The mantissa is $1.10000000000000000000000_2$. In normal form, the digit before the binary point is always $1$, so we don't store it, giving 10000000000000000000000 for the significand field.
The reason for the distinction between "mantissa" and "significand" is because the mantissa is the true mathematical mantissa of the number, but the "significand" is only the bits that we need to store.
Using this biased representation for the exponent gives us two bit patterns that we didn't use: 00000000 and 11111111.
The "all ones" pattern is used for values that are not finite numbers: infinity and NaN ("not a number"). I won't talk further about these here.

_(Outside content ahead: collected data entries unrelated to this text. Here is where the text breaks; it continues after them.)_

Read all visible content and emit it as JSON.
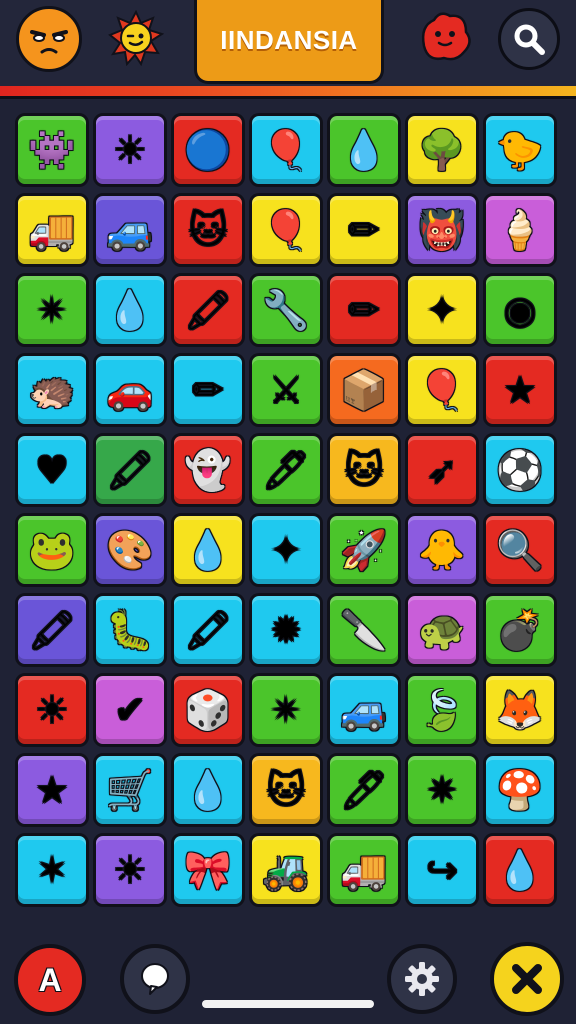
{
  "header": {
    "title": "IINDANSIA",
    "avatar_icon": "orange-smiley-face-icon",
    "sun_icon": "winking-sun-icon",
    "blob_icon": "red-blob-creature-icon",
    "search_icon": "search-icon"
  },
  "colors": {
    "background": "#1f2235",
    "accent_red": "#e0251f",
    "accent_orange": "#ee5a22",
    "accent_yellow": "#f5b51e",
    "title_tab": "#ed9b17"
  },
  "grid": {
    "columns": 7,
    "rows": 10,
    "tiles": [
      {
        "name": "pink-blob-creature",
        "color": "#4bc52b",
        "glyph": "👾"
      },
      {
        "name": "red-sun-face",
        "color": "#8c5be0",
        "glyph": "☀"
      },
      {
        "name": "blue-ball-face",
        "color": "#e42a22",
        "glyph": "🔵"
      },
      {
        "name": "red-balloon-face",
        "color": "#1fc9ef",
        "glyph": "🎈"
      },
      {
        "name": "yellow-drop-face",
        "color": "#4bc52b",
        "glyph": "💧"
      },
      {
        "name": "green-bush",
        "color": "#f7e21e",
        "glyph": "🌳"
      },
      {
        "name": "yellow-creature",
        "color": "#1fc9ef",
        "glyph": "🐤"
      },
      {
        "name": "purple-truck",
        "color": "#f7e21e",
        "glyph": "🚚"
      },
      {
        "name": "blue-car",
        "color": "#6a55d8",
        "glyph": "🚙"
      },
      {
        "name": "yellow-cat-creature",
        "color": "#e42a22",
        "glyph": "🐱"
      },
      {
        "name": "blue-balloon-face",
        "color": "#f7e21e",
        "glyph": "🎈"
      },
      {
        "name": "blue-crayon",
        "color": "#f7e21e",
        "glyph": "✏"
      },
      {
        "name": "blue-monster-face",
        "color": "#8c5be0",
        "glyph": "👹"
      },
      {
        "name": "striped-cone",
        "color": "#c95ed9",
        "glyph": "🍦"
      },
      {
        "name": "orange-star-shape",
        "color": "#4bc52b",
        "glyph": "✴"
      },
      {
        "name": "yellow-drop-face",
        "color": "#1fc9ef",
        "glyph": "💧"
      },
      {
        "name": "purple-crayon",
        "color": "#e42a22",
        "glyph": "🖍"
      },
      {
        "name": "wrench-tool",
        "color": "#4bc52b",
        "glyph": "🔧"
      },
      {
        "name": "green-pencil",
        "color": "#e42a22",
        "glyph": "✏"
      },
      {
        "name": "purple-pinwheel",
        "color": "#f7e21e",
        "glyph": "✦"
      },
      {
        "name": "yellow-orb",
        "color": "#4bc52b",
        "glyph": "◉"
      },
      {
        "name": "orange-spiky-creature",
        "color": "#1fc9ef",
        "glyph": "🦔"
      },
      {
        "name": "red-car",
        "color": "#1fc9ef",
        "glyph": "🚗"
      },
      {
        "name": "purple-pencil",
        "color": "#1fc9ef",
        "glyph": "✏"
      },
      {
        "name": "crossed-swords",
        "color": "#4bc52b",
        "glyph": "⚔"
      },
      {
        "name": "yellow-box",
        "color": "#f56a1f",
        "glyph": "📦"
      },
      {
        "name": "pink-balloon",
        "color": "#f7e21e",
        "glyph": "🎈"
      },
      {
        "name": "yellow-star",
        "color": "#e42a22",
        "glyph": "★"
      },
      {
        "name": "pink-heart",
        "color": "#1fc9ef",
        "glyph": "♥"
      },
      {
        "name": "orange-crayon",
        "color": "#36a84a",
        "glyph": "🖍"
      },
      {
        "name": "pink-blob-face",
        "color": "#e42a22",
        "glyph": "👻"
      },
      {
        "name": "purple-marker",
        "color": "#4bc52b",
        "glyph": "🖊"
      },
      {
        "name": "orange-cat-creature",
        "color": "#f7b81e",
        "glyph": "🐱"
      },
      {
        "name": "green-arrow-pencil",
        "color": "#e42a22",
        "glyph": "➶"
      },
      {
        "name": "striped-ball",
        "color": "#1fc9ef",
        "glyph": "⚽"
      },
      {
        "name": "yellow-frog-face",
        "color": "#4bc52b",
        "glyph": "🐸"
      },
      {
        "name": "paint-palette-box",
        "color": "#6a55d8",
        "glyph": "🎨"
      },
      {
        "name": "pink-drop-face",
        "color": "#f7e21e",
        "glyph": "💧"
      },
      {
        "name": "pinwheel-star",
        "color": "#1fc9ef",
        "glyph": "✦"
      },
      {
        "name": "blue-rocket",
        "color": "#4bc52b",
        "glyph": "🚀"
      },
      {
        "name": "yellow-blob-face",
        "color": "#8c5be0",
        "glyph": "🐥"
      },
      {
        "name": "magnifier",
        "color": "#e42a22",
        "glyph": "🔍"
      },
      {
        "name": "blue-crayon",
        "color": "#6a55d8",
        "glyph": "🖍"
      },
      {
        "name": "green-caterpillar",
        "color": "#1fc9ef",
        "glyph": "🐛"
      },
      {
        "name": "green-crayon",
        "color": "#1fc9ef",
        "glyph": "🖍"
      },
      {
        "name": "orange-spiky-sun",
        "color": "#1fc9ef",
        "glyph": "✹"
      },
      {
        "name": "red-pocket-knife",
        "color": "#4bc52b",
        "glyph": "🔪"
      },
      {
        "name": "green-creature",
        "color": "#c95ed9",
        "glyph": "🐢"
      },
      {
        "name": "blue-bomb",
        "color": "#4bc52b",
        "glyph": "💣"
      },
      {
        "name": "orange-sun-face",
        "color": "#e42a22",
        "glyph": "☀"
      },
      {
        "name": "yellow-check-badge",
        "color": "#c95ed9",
        "glyph": "✔"
      },
      {
        "name": "dice-cube",
        "color": "#e42a22",
        "glyph": "🎲"
      },
      {
        "name": "orange-star-shape",
        "color": "#4bc52b",
        "glyph": "✴"
      },
      {
        "name": "red-jeep",
        "color": "#1fc9ef",
        "glyph": "🚙"
      },
      {
        "name": "green-leaf-blob",
        "color": "#4bc52b",
        "glyph": "🍃"
      },
      {
        "name": "orange-cat-creature",
        "color": "#f7e21e",
        "glyph": "🦊"
      },
      {
        "name": "yellow-star",
        "color": "#8c5be0",
        "glyph": "★"
      },
      {
        "name": "blue-cart",
        "color": "#1fc9ef",
        "glyph": "🛒"
      },
      {
        "name": "yellow-drop-face",
        "color": "#1fc9ef",
        "glyph": "💧"
      },
      {
        "name": "pink-cat-creature",
        "color": "#f7b81e",
        "glyph": "🐱"
      },
      {
        "name": "red-marker",
        "color": "#4bc52b",
        "glyph": "🖊"
      },
      {
        "name": "yellow-starburst",
        "color": "#4bc52b",
        "glyph": "✷"
      },
      {
        "name": "orange-mushroom-face",
        "color": "#1fc9ef",
        "glyph": "🍄"
      },
      {
        "name": "yellow-star-face",
        "color": "#1fc9ef",
        "glyph": "✶"
      },
      {
        "name": "yellow-sun-face",
        "color": "#8c5be0",
        "glyph": "☀"
      },
      {
        "name": "striped-ribbon-ball",
        "color": "#1fc9ef",
        "glyph": "🎀"
      },
      {
        "name": "green-tractor",
        "color": "#f7e21e",
        "glyph": "🚜"
      },
      {
        "name": "purple-truck",
        "color": "#4bc52b",
        "glyph": "🚚"
      },
      {
        "name": "yellow-curved-arrow",
        "color": "#1fc9ef",
        "glyph": "↪"
      },
      {
        "name": "purple-drop-face",
        "color": "#e42a22",
        "glyph": "💧"
      }
    ]
  },
  "footer": {
    "a_button_label": "A",
    "a_button_icon": "a-letter-icon",
    "chat_icon": "speech-bubble-icon",
    "gear_icon": "gear-icon",
    "close_icon": "close-icon"
  }
}
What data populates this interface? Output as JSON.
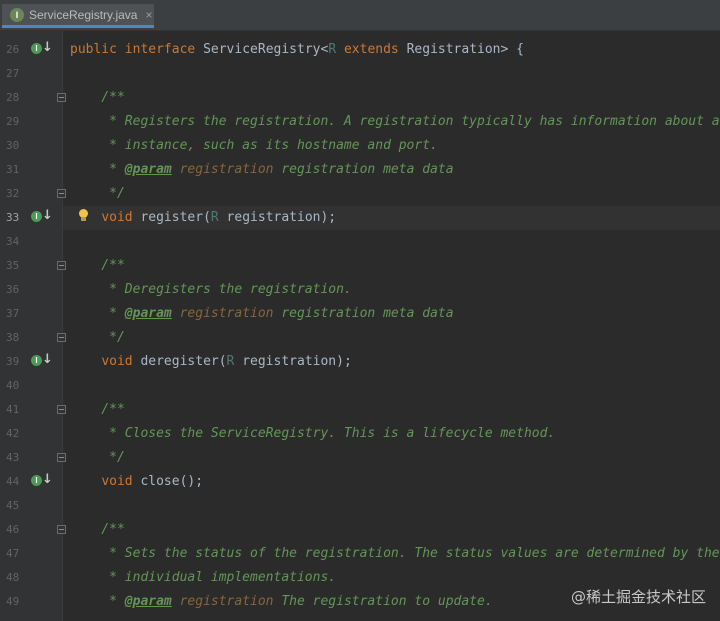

The "all zeroes" pattern is used for subnormal numbers. What it means is that the mantissa is the significand field with an implicit zero before the binary point, and the exponent is fixed to be -126. So, for example, if the sign bit is zero (positive), the exponent field is all zeroes, and the significand field is 10000000000000000000000, then this represents the number:
$$+ 0.10000000000000000000000_2 \times 2^{-126} = 2^{-127}$$
By setting the sign bit, the exponent field and the significand field to all zeroes, this gives us a representation for zero. Plus, it's the most desirable representation as far as programmers are concerned: if you have zeroed-out memory (all of the bits are set to zero) and read it as a floating-point number, it means zero.
There is also a representation here for negative zero. This is by design, but the reasoning behind it is beyond the scope.
Now this is all binary, and you are asking about decimal. IEEE-754 also defines a decimal floating point format, with two different binary encodings. While the exponent is always base-10, the mantissa/significand field can be either binary or densely packed decimal. The idea is still the same. One exponent value is reserved, and zero is represented using that special value.